I just finished going through this introduction and tutorial for programming with cocoa. It was using Objective-C. For those non-Apple programmers (of which I would still consider myself), it’s kind of like a minor upgrade to C to incorporate OOP. I like Java and C# syntax the most personally, so I didn’t really enjoy how everything must be written.  It isn’t bad really.

It’s good framework.  That really is what it all comes down to.  I was so happy with the integration of all of the XCode tools.  It suprised me that I felt like I was setting up more of the code and less of the interface even when declaring instance variables and the like.  It felt more like setting up the GUI as something different than your class, rather than your class contains the GUI.

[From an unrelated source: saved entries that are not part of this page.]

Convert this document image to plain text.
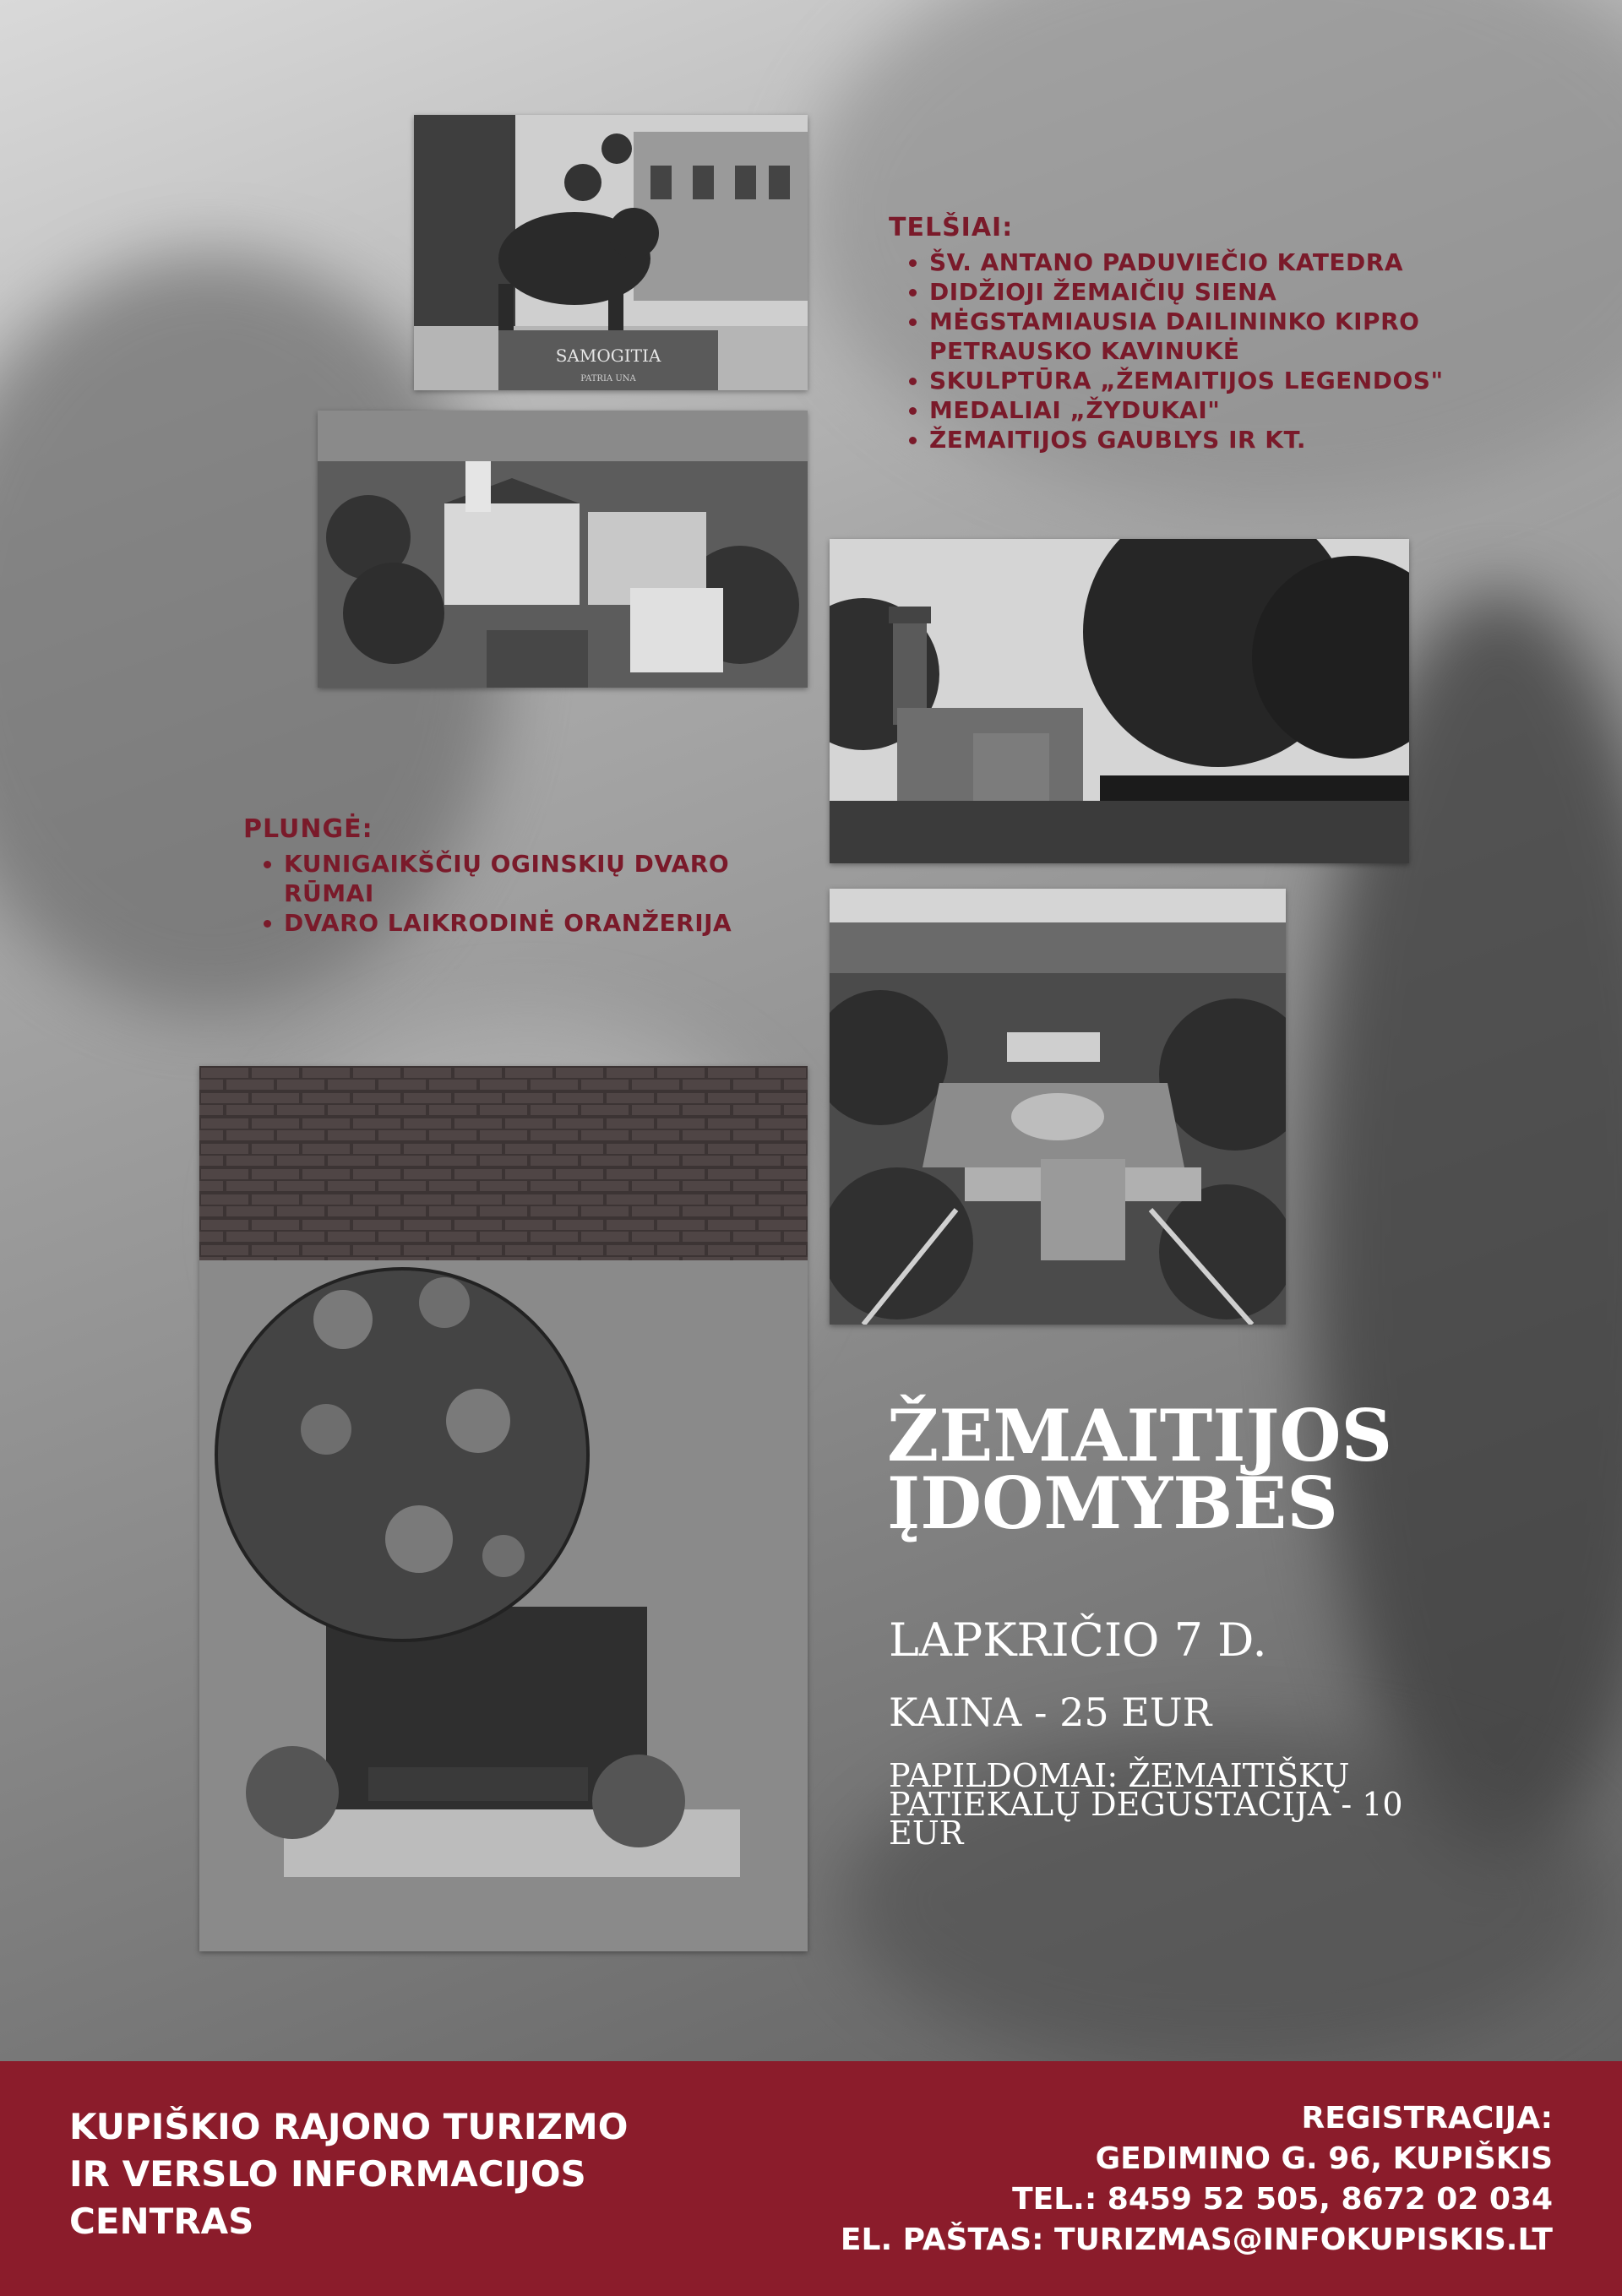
SAMOGITIA
PATRIA UNA
TELŠIAI:
• ŠV. ANTANO PADUVIEČIO KATEDRA
• DIDŽIOJI ŽEMAIČIŲ SIENA
• MĖGSTAMIAUSIA DAILININKO KIPRO PETRAUSKO KAVINUKĖ
• SKULPTŪRA „ŽEMAITIJOS LEGENDOS"
• MEDALIAI „ŽYDUKAI"
• ŽEMAITIJOS GAUBLYS IR KT.
PLUNGĖ:
• KUNIGAIKŠČIŲ OGINSKIŲ DVARO RŪMAI
• DVARO LAIKRODINĖ ORANŽERIJA
ŽEMAITIJOS ĮDOMYBĖS
LAPKRIČIO 7 D.
KAINA - 25 EUR
PAPILDOMAI: ŽEMAITIŠKŲ PATIEKALŲ DEGUSTACIJA - 10 EUR
KUPIŠKIO RAJONO TURIZMO
IR VERSLO INFORMACIJOS
CENTRAS
REGISTRACIJA:
GEDIMINO G. 96, KUPIŠKIS
TEL.: 8459 52 505, 8672 02 034
EL. PAŠTAS: TURIZMAS@INFOKUPISKIS.LT
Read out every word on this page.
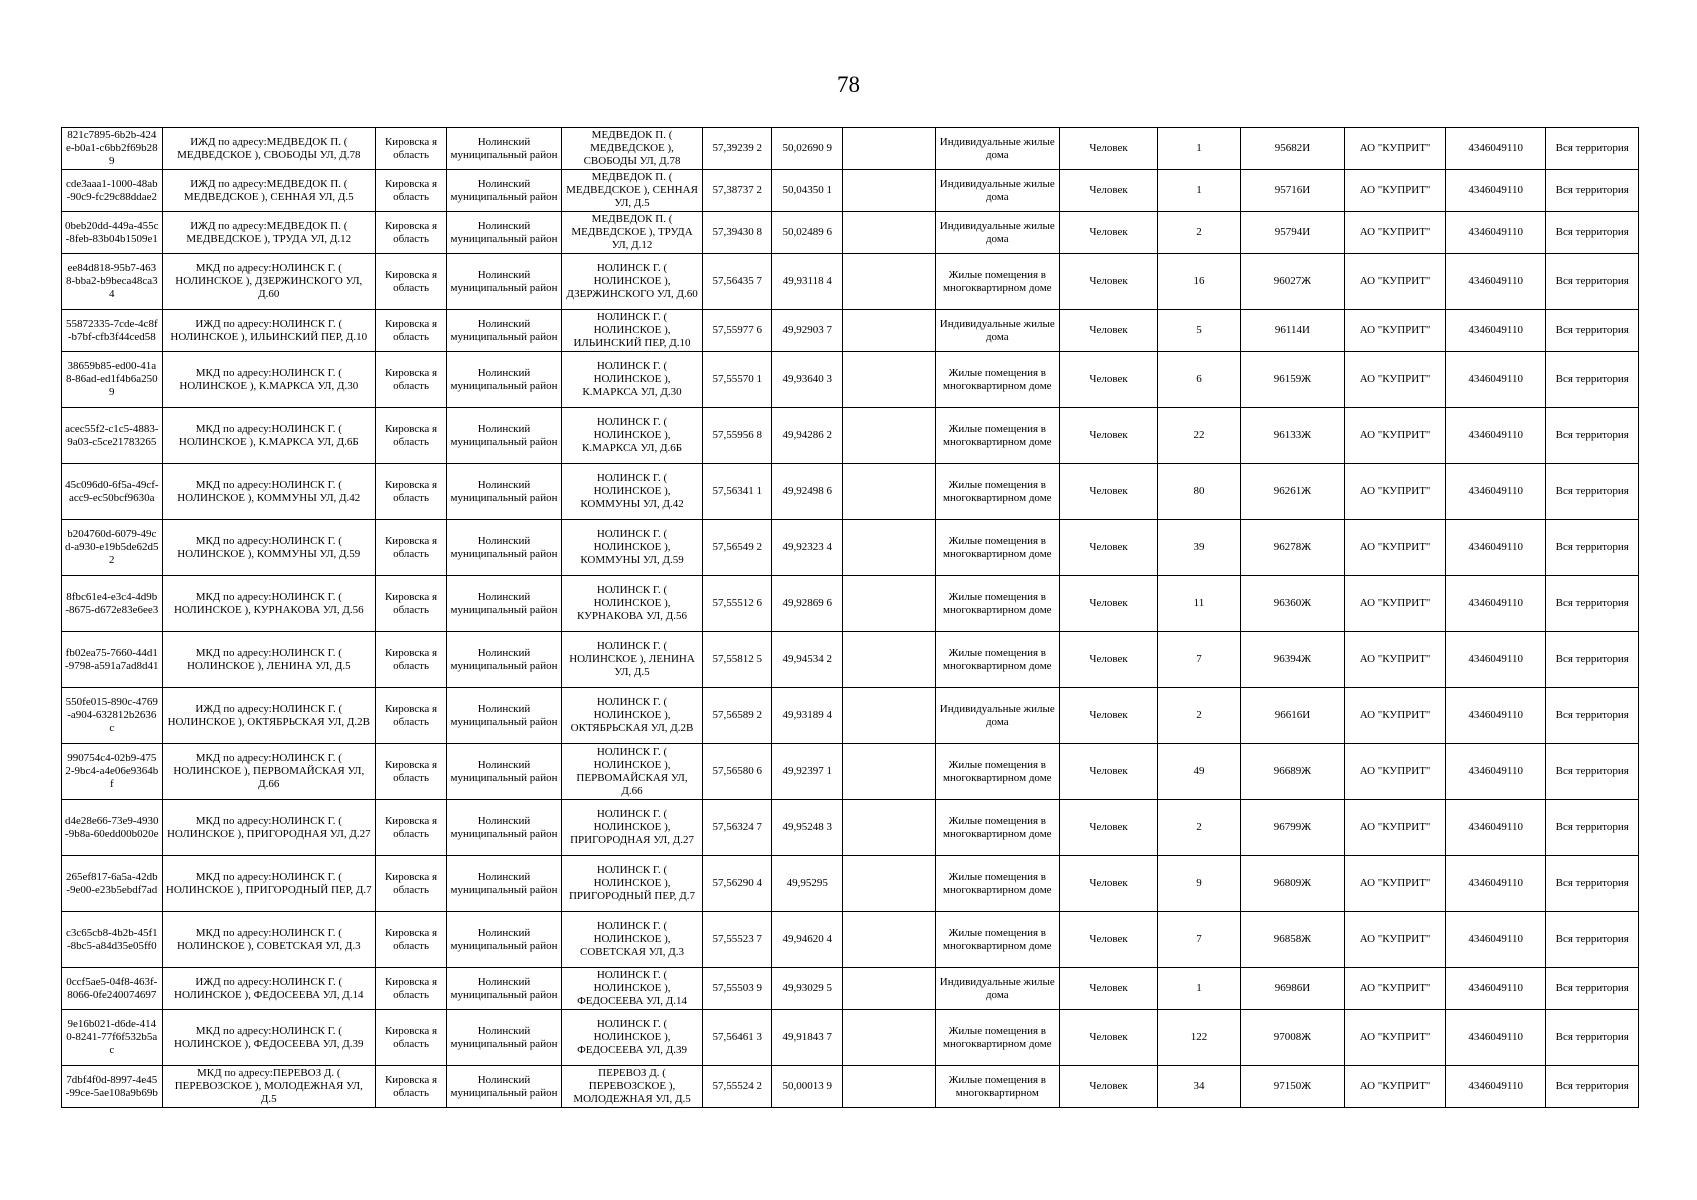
78
821c7895-6b2b-424e-b0a1-c6bb2f69b289	ИЖД по адресу:МЕДВЕДОК П. ( МЕДВЕДСКОЕ ), СВОБОДЫ УЛ, Д.78	Кировска я область	Нолинский муниципальный район	МЕДВЕДОК П. ( МЕДВЕДСКОЕ ), СВОБОДЫ УЛ, Д.78	57,39239 2	50,02690 9		Индивидуальные жилые дома	Человек	1	95682И	АО "КУПРИТ"	4346049110	Вся территория
cde3aaa1-1000-48ab-90c9-fc29c88ddae2	ИЖД по адресу:МЕДВЕДОК П. ( МЕДВЕДСКОЕ ), СЕННАЯ УЛ, Д.5	Кировска я область	Нолинский муниципальный район	МЕДВЕДОК П. ( МЕДВЕДСКОЕ ), СЕННАЯ УЛ, Д.5	57,38737 2	50,04350 1		Индивидуальные жилые дома	Человек	1	95716И	АО "КУПРИТ"	4346049110	Вся территория
0beb20dd-449a-455c-8feb-83b04b1509e1	ИЖД по адресу:МЕДВЕДОК П. ( МЕДВЕДСКОЕ ), ТРУДА УЛ, Д.12	Кировска я область	Нолинский муниципальный район	МЕДВЕДОК П. ( МЕДВЕДСКОЕ ), ТРУДА УЛ, Д.12	57,39430 8	50,02489 6		Индивидуальные жилые дома	Человек	2	95794И	АО "КУПРИТ"	4346049110	Вся территория
ee84d818-95b7-4638-bba2-b9beca48ca34	МКД по адресу:НОЛИНСК Г. ( НОЛИНСКОЕ ), ДЗЕРЖИНСКОГО УЛ, Д.60	Кировска я область	Нолинский муниципальный район	НОЛИНСК Г. ( НОЛИНСКОЕ ), ДЗЕРЖИНСКОГО УЛ, Д.60	57,56435 7	49,93118 4		Жилые помещения в многоквартирном доме	Человек	16	96027Ж	АО "КУПРИТ"	4346049110	Вся территория
55872335-7cde-4c8f-b7bf-cfb3f44ced58	ИЖД по адресу:НОЛИНСК Г. ( НОЛИНСКОЕ ), ИЛЬИНСКИЙ ПЕР, Д.10	Кировска я область	Нолинский муниципальный район	НОЛИНСК Г. ( НОЛИНСКОЕ ), ИЛЬИНСКИЙ ПЕР, Д.10	57,55977 6	49,92903 7		Индивидуальные жилые дома	Человек	5	96114И	АО "КУПРИТ"	4346049110	Вся территория
38659b85-ed00-41a8-86ad-ed1f4b6a2509	МКД по адресу:НОЛИНСК Г. ( НОЛИНСКОЕ ), К.МАРКСА УЛ, Д.30	Кировска я область	Нолинский муниципальный район	НОЛИНСК Г. ( НОЛИНСКОЕ ), К.МАРКСА УЛ, Д.30	57,55570 1	49,93640 3		Жилые помещения в многоквартирном доме	Человек	6	96159Ж	АО "КУПРИТ"	4346049110	Вся территория
acec55f2-c1c5-4883-9a03-c5ce21783265	МКД по адресу:НОЛИНСК Г. ( НОЛИНСКОЕ ), К.МАРКСА УЛ, Д.6Б	Кировска я область	Нолинский муниципальный район	НОЛИНСК Г. ( НОЛИНСКОЕ ), К.МАРКСА УЛ, Д.6Б	57,55956 8	49,94286 2		Жилые помещения в многоквартирном доме	Человек	22	96133Ж	АО "КУПРИТ"	4346049110	Вся территория
45c096d0-6f5a-49cf-acc9-ec50bcf9630a	МКД по адресу:НОЛИНСК Г. ( НОЛИНСКОЕ ), КОММУНЫ УЛ, Д.42	Кировска я область	Нолинский муниципальный район	НОЛИНСК Г. ( НОЛИНСКОЕ ), КОММУНЫ УЛ, Д.42	57,56341 1	49,92498 6		Жилые помещения в многоквартирном доме	Человек	80	96261Ж	АО "КУПРИТ"	4346049110	Вся территория
b204760d-6079-49cd-a930-e19b5de62d52	МКД по адресу:НОЛИНСК Г. ( НОЛИНСКОЕ ), КОММУНЫ УЛ, Д.59	Кировска я область	Нолинский муниципальный район	НОЛИНСК Г. ( НОЛИНСКОЕ ), КОММУНЫ УЛ, Д.59	57,56549 2	49,92323 4		Жилые помещения в многоквартирном доме	Человек	39	96278Ж	АО "КУПРИТ"	4346049110	Вся территория
8fbc61e4-e3c4-4d9b-8675-d672e83e6ee3	МКД по адресу:НОЛИНСК Г. ( НОЛИНСКОЕ ), КУРНАКОВА УЛ, Д.56	Кировска я область	Нолинский муниципальный район	НОЛИНСК Г. ( НОЛИНСКОЕ ), КУРНАКОВА УЛ, Д.56	57,55512 6	49,92869 6		Жилые помещения в многоквартирном доме	Человек	11	96360Ж	АО "КУПРИТ"	4346049110	Вся территория
fb02ea75-7660-44d1-9798-a591a7ad8d41	МКД по адресу:НОЛИНСК Г. ( НОЛИНСКОЕ ), ЛЕНИНА УЛ, Д.5	Кировска я область	Нолинский муниципальный район	НОЛИНСК Г. ( НОЛИНСКОЕ ), ЛЕНИНА УЛ, Д.5	57,55812 5	49,94534 2		Жилые помещения в многоквартирном доме	Человек	7	96394Ж	АО "КУПРИТ"	4346049110	Вся территория
550fe015-890c-4769-a904-632812b2636c	ИЖД по адресу:НОЛИНСК Г. ( НОЛИНСКОЕ ), ОКТЯБРЬСКАЯ УЛ, Д.2В	Кировска я область	Нолинский муниципальный район	НОЛИНСК Г. ( НОЛИНСКОЕ ), ОКТЯБРЬСКАЯ УЛ, Д.2В	57,56589 2	49,93189 4		Индивидуальные жилые дома	Человек	2	96616И	АО "КУПРИТ"	4346049110	Вся территория
990754c4-02b9-4752-9bc4-a4e06e9364bf	МКД по адресу:НОЛИНСК Г. ( НОЛИНСКОЕ ), ПЕРВОМАЙСКАЯ УЛ, Д.66	Кировска я область	Нолинский муниципальный район	НОЛИНСК Г. ( НОЛИНСКОЕ ), ПЕРВОМАЙСКАЯ УЛ, Д.66	57,56580 6	49,92397 1		Жилые помещения в многоквартирном доме	Человек	49	96689Ж	АО "КУПРИТ"	4346049110	Вся территория
d4e28e66-73e9-4930-9b8a-60edd00b020e	МКД по адресу:НОЛИНСК Г. ( НОЛИНСКОЕ ), ПРИГОРОДНАЯ УЛ, Д.27	Кировска я область	Нолинский муниципальный район	НОЛИНСК Г. ( НОЛИНСКОЕ ), ПРИГОРОДНАЯ УЛ, Д.27	57,56324 7	49,95248 3		Жилые помещения в многоквартирном доме	Человек	2	96799Ж	АО "КУПРИТ"	4346049110	Вся территория
265ef817-6a5a-42db-9e00-e23b5ebdf7ad	МКД по адресу:НОЛИНСК Г. ( НОЛИНСКОЕ ), ПРИГОРОДНЫЙ ПЕР, Д.7	Кировска я область	Нолинский муниципальный район	НОЛИНСК Г. ( НОЛИНСКОЕ ), ПРИГОРОДНЫЙ ПЕР, Д.7	57,56290 4	49,95295		Жилые помещения в многоквартирном доме	Человек	9	96809Ж	АО "КУПРИТ"	4346049110	Вся территория
c3c65cb8-4b2b-45f1-8bc5-a84d35e05ff0	МКД по адресу:НОЛИНСК Г. ( НОЛИНСКОЕ ), СОВЕТСКАЯ УЛ, Д.3	Кировска я область	Нолинский муниципальный район	НОЛИНСК Г. ( НОЛИНСКОЕ ), СОВЕТСКАЯ УЛ, Д.3	57,55523 7	49,94620 4		Жилые помещения в многоквартирном доме	Человек	7	96858Ж	АО "КУПРИТ"	4346049110	Вся территория
0ccf5ae5-04f8-463f-8066-0fe240074697	ИЖД по адресу:НОЛИНСК Г. ( НОЛИНСКОЕ ), ФЕДОСЕЕВА УЛ, Д.14	Кировска я область	Нолинский муниципальный район	НОЛИНСК Г. ( НОЛИНСКОЕ ), ФЕДОСЕЕВА УЛ, Д.14	57,55503 9	49,93029 5		Индивидуальные жилые дома	Человек	1	96986И	АО "КУПРИТ"	4346049110	Вся территория
9e16b021-d6de-4140-8241-77f6f532b5ac	МКД по адресу:НОЛИНСК Г. ( НОЛИНСКОЕ ), ФЕДОСЕЕВА УЛ, Д.39	Кировска я область	Нолинский муниципальный район	НОЛИНСК Г. ( НОЛИНСКОЕ ), ФЕДОСЕЕВА УЛ, Д.39	57,56461 3	49,91843 7		Жилые помещения в многоквартирном доме	Человек	122	97008Ж	АО "КУПРИТ"	4346049110	Вся территория
7dbf4f0d-8997-4e45-99ce-5ae108a9b69b	МКД по адресу:ПЕРЕВОЗ Д. ( ПЕРЕВОЗСКОЕ ), МОЛОДЕЖНАЯ УЛ, Д.5	Кировска я область	Нолинский муниципальный район	ПЕРЕВОЗ Д. ( ПЕРЕВОЗСКОЕ ), МОЛОДЕЖНАЯ УЛ, Д.5	57,55524 2	50,00013 9		Жилые помещения в многоквартирном	Человек	34	97150Ж	АО "КУПРИТ"	4346049110	Вся территория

The interface builder is set up nicer and has more features than Visual Studio (at least features that I care about).  It just was more enjoyable to work with independant windows when designing the window.  It feels better to keep the interface design separte from the code.  I still believe that the best applications run from command lines and have an interface to be nice. This felt like that.

Now for the coding experience.  This is where it all makes a difference.  Let me itterate again: I don’t like Objective-C syntax.  The methods and all the like with their messages seem like slow ways to reference everything.  That made my experience worse.  But that won’t influence how I consider it overall.

I like the tabs of Visual Studio.  It works very well for getting around.  As far as I can tell, there is NO code completion for Objective-C if anything.  This means that not only do I have to keep track of all these floating windows, but I have to keep finding the correct one whenever I want to go and check what I called a method of another class.  Not nearly as enjoyable as it could be. There is also no on-the-fly error checking.  I can’t tell any preformance drops from VS doing this, so I find it to be depressing that it is lacking here.  The error reporting on build is pretty nice, but I wouldn’t call it better than VS by any means.  Documentation also seems limited in immediate reach.

So what does it do better than VS?  Well…. uh…. it is free.  I do have to say that it does pretty well for a free program. VS is better for developers though. It is very nice for designing interfaces, but it sucks for the coding.  I’ll have to try it with Java (which is supported by XCode) so I can see how it does with something like C#.  That would be a better comparison. It needs a better help system, on-the-fly error checking, code completion, code folding, and tabbed windows for source files to expect to be on par with Visual Studio.  It is lighter though.  Microsoft wins this one for me.  I like the help with the interfaces since i’m no artist, but it is my code that I put my love into.  Don’t make it more difficult.

Oh and for those of you who want to call .Net God (which I may or may not agree with you…), just realize that Cocoa has almost if not all of the features as well as really easy ways to implement printing, undo, and plugins among others. I would have to give Apple that one at the moment.  Maybe .Net for Vista will make Microsoft king of the hill once again.